Ask Me Help Desk - Electromagnetic Induction

Hey,

I have got a little experiment going just out of the sake of curiosity and I am running into some problems.

So I want to store some energy in a capacitor (10F 2.5V, huge I know) using electromagnetic Induction. I started with a setup with around 70 coils and I would shove a magnet though the coils and back really fast trying to induce as much voltage as possible. I have those lead wires run through a full wave rectifier and then through my bread board to my capacitor, but the voltage reading out of my capacitor was almost not changed at all, I then took some data right out of the rectifier instead of from the capacitor and I was generating around 4V. Discouraged I realized that I may have to increase the amount of current that is going to the Super cap so I upped the 70 coils to 1500 coils and changed the wire to really thin copper wire (it was like copper hairs). I used the same magnet and the same capacitor to up my voltage and to increase my current. Then I took some more data from the capacitor and the voltage coming out was still the same.

I thought that upping the amount of coils would charge my capacitor faster(or at all), and it didn't. Should I even be looking at the voltage output of the capacitor? Is there something about electromagnetic induction that I am forgetting? Are there missing parts to my circuit that I need to make my capacitor store energy?

Thanks,
Race

First, I think there's a bit of confusion here between voltage and current. Moving the magnet through the coil will induce a voltage (not current), whose magnitude depends on the nature of the changing magnetic flux that the coils are subjected to as you move the magnet. I suggest taking that output, connect it to your rectifier and then measure the output voltage (without the capacitor) to see whether it's working as intended.

Second - you don't mention what value of resistor you are using, which should be in series with the voltage source (your rectifier) and the capacitor. You can take a stab at what value to use from the fact that using really thin wire means that you want to limit the current to perhaps 100 mA max. So if your voltage source puts out, say, 5 volts, R should be around 50 ohms or greater.

The value of the resistor R times the value of the capacitor C gives the time constant for the circuit, which is a rough way of measuring how quickly the capacitor will charge to about 63% of its final voltage. For C=2.5 ahd R = 50 this is 1250 seconds! So trying to power it up with a voltage source with a frequency much faster than that will not work well at all.

Finally, because the voltage wave form coming out of the rectifer is not constant, the capacitor wlll tend to discharge whenever the supply voltage is below the voltage of the capacitor.
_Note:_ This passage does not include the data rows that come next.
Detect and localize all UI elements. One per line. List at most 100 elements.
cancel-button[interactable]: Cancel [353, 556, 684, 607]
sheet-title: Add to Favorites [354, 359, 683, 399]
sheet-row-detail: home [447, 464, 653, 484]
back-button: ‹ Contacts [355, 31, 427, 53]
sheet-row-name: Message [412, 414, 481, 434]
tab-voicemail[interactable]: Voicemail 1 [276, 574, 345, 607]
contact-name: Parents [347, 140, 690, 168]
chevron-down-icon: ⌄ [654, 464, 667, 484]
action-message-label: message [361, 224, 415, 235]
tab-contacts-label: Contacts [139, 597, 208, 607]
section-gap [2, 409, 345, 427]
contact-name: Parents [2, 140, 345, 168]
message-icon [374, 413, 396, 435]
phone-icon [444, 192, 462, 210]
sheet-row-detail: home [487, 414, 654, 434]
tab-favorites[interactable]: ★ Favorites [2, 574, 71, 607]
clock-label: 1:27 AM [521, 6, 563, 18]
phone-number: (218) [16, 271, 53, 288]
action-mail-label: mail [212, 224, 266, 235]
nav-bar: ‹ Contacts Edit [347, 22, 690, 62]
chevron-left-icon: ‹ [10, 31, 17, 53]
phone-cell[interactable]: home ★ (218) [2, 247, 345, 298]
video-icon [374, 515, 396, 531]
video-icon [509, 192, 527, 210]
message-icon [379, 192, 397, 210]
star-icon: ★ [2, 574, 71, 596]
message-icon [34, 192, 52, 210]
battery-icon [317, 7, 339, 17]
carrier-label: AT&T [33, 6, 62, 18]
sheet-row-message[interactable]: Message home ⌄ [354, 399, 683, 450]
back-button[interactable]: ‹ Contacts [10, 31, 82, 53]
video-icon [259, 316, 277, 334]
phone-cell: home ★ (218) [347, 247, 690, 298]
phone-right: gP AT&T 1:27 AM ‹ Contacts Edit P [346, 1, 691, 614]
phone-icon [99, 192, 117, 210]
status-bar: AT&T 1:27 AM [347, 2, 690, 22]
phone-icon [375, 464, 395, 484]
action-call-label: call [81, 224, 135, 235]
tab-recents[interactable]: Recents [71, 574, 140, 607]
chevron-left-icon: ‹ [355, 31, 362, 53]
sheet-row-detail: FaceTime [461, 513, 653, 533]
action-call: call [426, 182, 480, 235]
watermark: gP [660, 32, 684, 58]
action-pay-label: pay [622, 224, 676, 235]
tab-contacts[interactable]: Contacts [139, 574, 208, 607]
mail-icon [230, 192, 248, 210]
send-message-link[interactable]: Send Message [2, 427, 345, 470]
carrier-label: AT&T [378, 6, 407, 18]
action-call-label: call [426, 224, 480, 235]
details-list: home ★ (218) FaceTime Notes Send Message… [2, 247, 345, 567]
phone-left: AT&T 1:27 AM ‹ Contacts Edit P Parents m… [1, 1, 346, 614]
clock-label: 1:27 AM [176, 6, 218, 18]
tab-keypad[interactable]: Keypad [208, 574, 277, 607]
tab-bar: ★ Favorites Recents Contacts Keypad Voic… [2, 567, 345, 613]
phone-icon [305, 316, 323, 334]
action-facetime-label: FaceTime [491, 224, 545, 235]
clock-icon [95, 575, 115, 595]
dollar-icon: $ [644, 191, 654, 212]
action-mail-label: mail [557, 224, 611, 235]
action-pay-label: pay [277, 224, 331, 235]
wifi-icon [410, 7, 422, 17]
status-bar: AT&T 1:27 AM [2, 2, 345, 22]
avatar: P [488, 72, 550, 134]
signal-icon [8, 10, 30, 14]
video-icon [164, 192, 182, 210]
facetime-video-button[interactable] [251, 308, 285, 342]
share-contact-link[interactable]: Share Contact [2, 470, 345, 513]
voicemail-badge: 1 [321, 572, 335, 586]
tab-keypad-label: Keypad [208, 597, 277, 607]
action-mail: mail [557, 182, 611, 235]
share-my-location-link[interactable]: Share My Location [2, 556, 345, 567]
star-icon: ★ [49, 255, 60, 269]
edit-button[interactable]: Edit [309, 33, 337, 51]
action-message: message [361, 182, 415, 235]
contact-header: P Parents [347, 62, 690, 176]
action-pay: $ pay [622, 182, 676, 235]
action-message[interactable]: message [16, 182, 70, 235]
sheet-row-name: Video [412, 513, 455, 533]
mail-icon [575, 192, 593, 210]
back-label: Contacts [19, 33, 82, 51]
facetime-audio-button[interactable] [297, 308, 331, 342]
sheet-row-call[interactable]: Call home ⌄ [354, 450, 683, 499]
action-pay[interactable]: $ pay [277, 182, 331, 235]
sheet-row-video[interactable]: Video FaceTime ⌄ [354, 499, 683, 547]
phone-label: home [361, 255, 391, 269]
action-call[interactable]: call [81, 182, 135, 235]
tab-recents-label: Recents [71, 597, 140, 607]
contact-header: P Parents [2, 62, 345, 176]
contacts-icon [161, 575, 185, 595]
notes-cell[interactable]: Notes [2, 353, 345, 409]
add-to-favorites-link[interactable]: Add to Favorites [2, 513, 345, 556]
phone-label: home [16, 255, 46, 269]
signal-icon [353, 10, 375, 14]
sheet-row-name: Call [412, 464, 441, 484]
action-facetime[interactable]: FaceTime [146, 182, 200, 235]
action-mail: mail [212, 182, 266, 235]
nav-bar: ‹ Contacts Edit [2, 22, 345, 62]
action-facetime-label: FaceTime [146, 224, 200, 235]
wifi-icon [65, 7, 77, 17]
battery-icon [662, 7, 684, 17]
Again - you need to supply a steadier voltage and/or reduce the time constant of the circuit.

I would strongly encourage you to use a much, much smaller value of C. Not only might you get this to actually work, but it's much safer as well.

Wow thank you so much!

I had no idea about the resistor thing because in my head I would use the resistance of the wire as my R in V=IR. So awesome. Thanks.
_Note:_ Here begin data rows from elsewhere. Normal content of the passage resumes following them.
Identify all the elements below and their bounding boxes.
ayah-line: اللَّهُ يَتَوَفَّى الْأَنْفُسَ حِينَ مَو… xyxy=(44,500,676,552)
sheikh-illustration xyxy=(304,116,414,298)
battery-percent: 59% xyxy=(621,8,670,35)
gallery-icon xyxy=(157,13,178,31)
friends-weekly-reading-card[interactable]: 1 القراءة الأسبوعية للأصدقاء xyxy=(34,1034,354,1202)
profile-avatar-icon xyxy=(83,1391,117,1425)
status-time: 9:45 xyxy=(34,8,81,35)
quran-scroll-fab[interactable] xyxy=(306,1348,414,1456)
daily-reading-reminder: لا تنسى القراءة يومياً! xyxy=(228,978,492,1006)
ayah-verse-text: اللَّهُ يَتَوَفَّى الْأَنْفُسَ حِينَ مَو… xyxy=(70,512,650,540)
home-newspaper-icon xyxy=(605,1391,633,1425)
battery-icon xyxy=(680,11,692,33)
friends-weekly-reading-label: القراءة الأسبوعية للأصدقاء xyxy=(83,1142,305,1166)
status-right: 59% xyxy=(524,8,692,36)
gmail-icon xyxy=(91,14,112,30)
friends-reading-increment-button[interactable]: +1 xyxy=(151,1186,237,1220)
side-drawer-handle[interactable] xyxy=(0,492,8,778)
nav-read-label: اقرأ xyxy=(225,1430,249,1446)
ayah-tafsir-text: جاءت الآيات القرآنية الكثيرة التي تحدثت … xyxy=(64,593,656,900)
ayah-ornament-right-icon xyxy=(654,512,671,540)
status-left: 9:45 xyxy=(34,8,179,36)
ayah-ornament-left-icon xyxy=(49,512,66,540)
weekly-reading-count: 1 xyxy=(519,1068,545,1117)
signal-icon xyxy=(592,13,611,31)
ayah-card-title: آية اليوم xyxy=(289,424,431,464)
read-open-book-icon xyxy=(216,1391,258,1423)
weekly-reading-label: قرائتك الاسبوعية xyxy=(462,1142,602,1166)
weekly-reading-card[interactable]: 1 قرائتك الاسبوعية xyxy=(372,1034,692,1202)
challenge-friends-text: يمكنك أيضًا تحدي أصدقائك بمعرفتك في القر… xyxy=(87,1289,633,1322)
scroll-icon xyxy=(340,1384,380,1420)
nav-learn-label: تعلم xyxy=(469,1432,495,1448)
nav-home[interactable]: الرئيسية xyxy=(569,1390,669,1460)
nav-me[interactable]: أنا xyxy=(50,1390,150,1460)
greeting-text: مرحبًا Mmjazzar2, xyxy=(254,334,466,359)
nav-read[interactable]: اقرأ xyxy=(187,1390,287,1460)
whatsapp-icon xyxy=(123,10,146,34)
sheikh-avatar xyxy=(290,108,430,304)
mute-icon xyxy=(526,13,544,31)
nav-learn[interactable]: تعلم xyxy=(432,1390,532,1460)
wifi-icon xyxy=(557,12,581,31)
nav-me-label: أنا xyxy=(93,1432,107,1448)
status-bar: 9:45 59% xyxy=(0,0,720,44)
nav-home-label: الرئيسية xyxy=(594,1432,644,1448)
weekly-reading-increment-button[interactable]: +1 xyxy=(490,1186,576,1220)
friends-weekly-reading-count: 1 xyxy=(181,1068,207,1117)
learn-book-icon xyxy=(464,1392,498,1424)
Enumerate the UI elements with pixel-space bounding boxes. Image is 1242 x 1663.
I thought my current would increase because I had added more coils to my circuit increase my V value in V=IR and keeping my R value the same would increase I. Is my thinking incorrect?

Thanks

Quote:

Originally Posted by racee

I had no idea about the resistor thing because in my head I would use the resistance of the wire as my R in V=IR. So awesome. Thanks.

You're welcome. If you only relied on the reistance of the wire then if you could ever get the capacitor to charge it would discharge with so much curren as to vaporize the wire!

Quote:

Originally Posted by racee

I thought my current would increase because I had added more coils to my circuit increase my V value in V=IR and keeping my R value the same would increase I. Is my thinking incorrect?

The voltage on the resistor is reduced as the capacitor charges, and hence the current flow in the circuit changes as well, even if the generator is putting out constant voltage. So it's clearer to think in terms of the voltage output of the generator, not its current.